As to the example to be learnt from the murder of Louis the Sixteenth, if a lesson to kings is not derived from his fate, I do not know whence it can come. The author, however, ought not to have left us in the dark upon that subject, to break our shins over his hints and insinuations. Is it, then, true, that this unfortunate monarch drew his punishment upon himself by his want of moderation, and his oppressing the liberties of which he had found his people in possession? Is not the direct contrary the fact? And is not the example of this Revolution the very reverse of anything which can lead to that softening of character in princes which the author supposes as a security to the people, and has brought forward as a recommendation to fraternity with those who have administered that happy emollient in the murder of their king and the slavery and desolation of their country?

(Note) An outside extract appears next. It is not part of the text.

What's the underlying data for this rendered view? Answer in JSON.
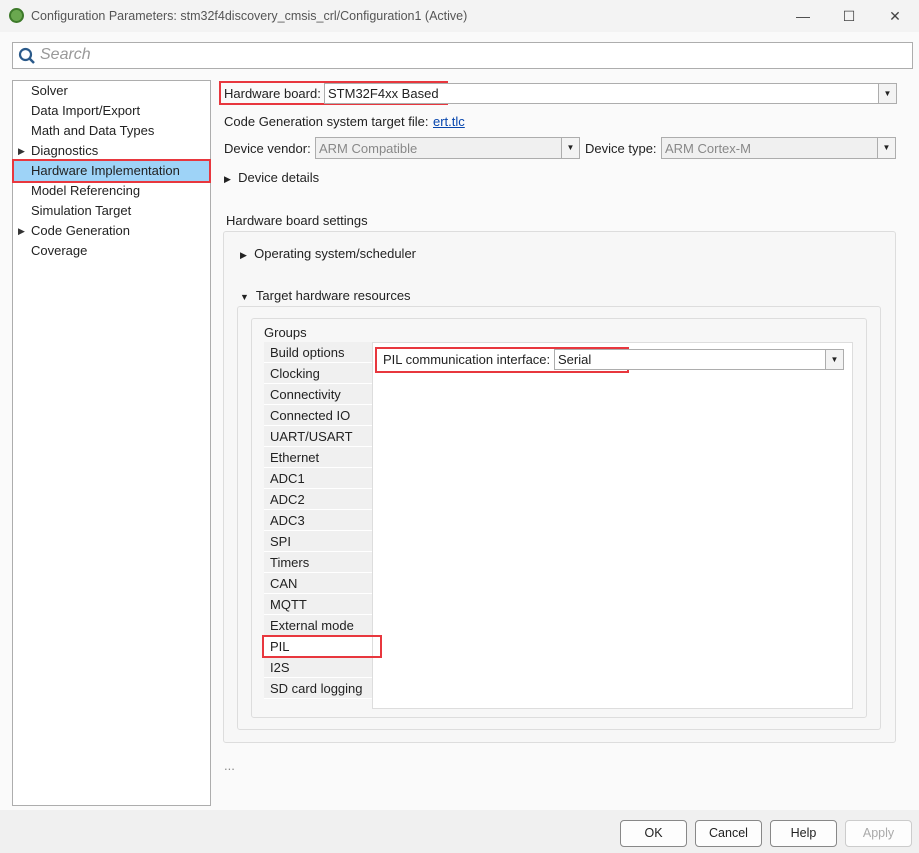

But the author does not confine the benefit of the Regicide lesson to kings alone. He has a diffusive bounty. Nobles, and men of property, will likewise be greatly reformed. They, too, will be led to a review of their social situation and duties,—“and will reflect, that their large allotment of worldly advantages is for the aid and benefit of the whole.” Is it, then, from the fate of Juigne, Archbishop of Paris, or of the Cardinal de Rochefoucault, and of so many others, who gave their fortunes, and, I may say, their very beings, to the poor, that the rich are to learn, that their “fortunes are for the aid and benefit of the whole”? I say nothing of the liberal persons of great rank and property, lay and ecclesiastic, men and women, to whom we have had the honor and happiness of affording an asylum: I pass by these, lest I should never have done, or lest I should omit some as deserving as any I might mention. Why will the author, then, suppose that the nobles and men of property in France have been banished, confiscated, and murdered, on account of the savageness and ferocity of their character, and their being tainted with vices beyond those of the same order and description in other countries? No judge of a revolutionary tribunal, with his hands dipped in their blood and his maw gorged with their property, has yet dared to assert what this author has been pleased, by way of a moral lesson, to insinuate.